Die Frage ist nur, ob ein parlamentarischer Wahlausschuss praktisch in der Lage ist, den besten Kandidaten auszusuchen. Ich zweifle sogar daran, dass er diesen Grundsatz überhaupt auf seinem Schirm haben kann. Ich denke, dass die Bestenauslese in den Ländern stattfindet. Nur dort können die Bewerber nach Eignung, Befähigung und fachlicher Leistung sachkundig ausgesucht werden. Im Wahlausschuss selbst steht der Länderproporz im Vordergrund (Art. 36 Abs. 1 Satz 1 i.V.m. Art. 95 Abs. 2 GG).(15) Nach dessen Vorgaben werden die Weichen für den bevorstehenden Wahlgang bereits am inoffiziellen Vorabend der Auswahlentscheidung gestellt. Würde der Grundsatz der Bestenauslese tatsächlich im Wahlausschuss zur Anwendung kommen, dann stünden sich Kandidaten gegenüber, deren Qualifikation in den einzelnen Ländern nach nicht ohne weiteres kompatiblen Kriterien festgestellt worden ist.
Eine verfassungsfeste Vergleichbarkeit wäre wegen der immer noch bestehenden föderalen Unterschiedlichkeiten derzeit nur sehr schwer herstellbar.
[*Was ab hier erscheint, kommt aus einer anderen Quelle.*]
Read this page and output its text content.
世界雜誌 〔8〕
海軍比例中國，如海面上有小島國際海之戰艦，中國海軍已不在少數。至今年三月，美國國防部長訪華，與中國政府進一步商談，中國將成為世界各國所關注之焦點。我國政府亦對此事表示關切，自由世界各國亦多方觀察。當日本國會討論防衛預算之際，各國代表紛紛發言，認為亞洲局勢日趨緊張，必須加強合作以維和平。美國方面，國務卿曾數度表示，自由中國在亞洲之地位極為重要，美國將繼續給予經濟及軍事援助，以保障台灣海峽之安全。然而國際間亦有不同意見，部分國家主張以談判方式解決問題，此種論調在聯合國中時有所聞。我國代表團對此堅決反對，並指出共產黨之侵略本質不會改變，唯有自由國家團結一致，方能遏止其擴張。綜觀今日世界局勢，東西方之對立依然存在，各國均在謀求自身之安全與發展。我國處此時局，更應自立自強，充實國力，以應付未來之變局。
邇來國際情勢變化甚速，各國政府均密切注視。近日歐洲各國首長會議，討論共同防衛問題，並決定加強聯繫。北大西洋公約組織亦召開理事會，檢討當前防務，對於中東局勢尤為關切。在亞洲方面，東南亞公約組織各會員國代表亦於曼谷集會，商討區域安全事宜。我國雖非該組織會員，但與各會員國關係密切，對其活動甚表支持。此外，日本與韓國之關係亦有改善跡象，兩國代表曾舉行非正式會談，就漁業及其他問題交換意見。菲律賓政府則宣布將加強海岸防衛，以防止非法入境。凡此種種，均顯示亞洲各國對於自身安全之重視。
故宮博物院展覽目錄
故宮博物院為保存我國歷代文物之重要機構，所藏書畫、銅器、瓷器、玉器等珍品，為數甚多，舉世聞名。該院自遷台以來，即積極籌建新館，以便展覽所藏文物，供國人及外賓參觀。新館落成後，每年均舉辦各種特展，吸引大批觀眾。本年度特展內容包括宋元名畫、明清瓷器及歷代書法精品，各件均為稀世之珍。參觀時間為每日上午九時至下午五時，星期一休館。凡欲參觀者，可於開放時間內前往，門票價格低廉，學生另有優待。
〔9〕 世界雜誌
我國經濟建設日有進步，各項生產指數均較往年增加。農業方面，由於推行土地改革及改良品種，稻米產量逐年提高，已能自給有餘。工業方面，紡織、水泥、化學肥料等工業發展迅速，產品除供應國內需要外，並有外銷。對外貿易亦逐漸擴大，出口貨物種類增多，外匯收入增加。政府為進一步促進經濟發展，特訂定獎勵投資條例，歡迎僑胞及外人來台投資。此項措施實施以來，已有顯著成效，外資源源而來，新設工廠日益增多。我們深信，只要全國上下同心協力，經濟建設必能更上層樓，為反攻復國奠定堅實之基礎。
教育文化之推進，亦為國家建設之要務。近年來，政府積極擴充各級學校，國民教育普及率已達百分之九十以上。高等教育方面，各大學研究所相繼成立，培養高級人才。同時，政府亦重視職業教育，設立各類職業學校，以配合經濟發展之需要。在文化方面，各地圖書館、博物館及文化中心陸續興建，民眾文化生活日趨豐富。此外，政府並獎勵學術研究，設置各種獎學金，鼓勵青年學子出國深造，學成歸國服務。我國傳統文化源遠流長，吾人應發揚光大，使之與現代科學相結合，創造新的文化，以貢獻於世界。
Nicht zu Unrecht hat die frühere Justizministerin Däubler-Gmelin die Auffassung vertreten, dass der Grundsatz der Bestenauslese im Richterwahlausschuss von Bundestag und Bundesrat keine Bedeutung habe. Das ist natürlich für einen streng im Sinne des Grundsatzes der Bestenauslese Denkenden starker Tobak.
Tatsächlich müssen wir uns aber damit abfinden, dass die Bestenauslese bei der Wahl der Bundesrichter in den Ländern stattfindet. Das ist die logische Konsequenz des Länderproporzes. Es wird daher bei der Bundesrichterwahl nicht der Beste gewählt, sondern der Beste aus Bayern oder aus Thüringen oder aus Hamburg.(16) Richter des Bundesverfassungsgerichts wird entsprechend der vermeintlich Beste auf Vorschlag einer politischen Partei, die an der Reihe des Vorschlagsrechts ist. Das ist die logische Konsequenz des Parteienproporzes.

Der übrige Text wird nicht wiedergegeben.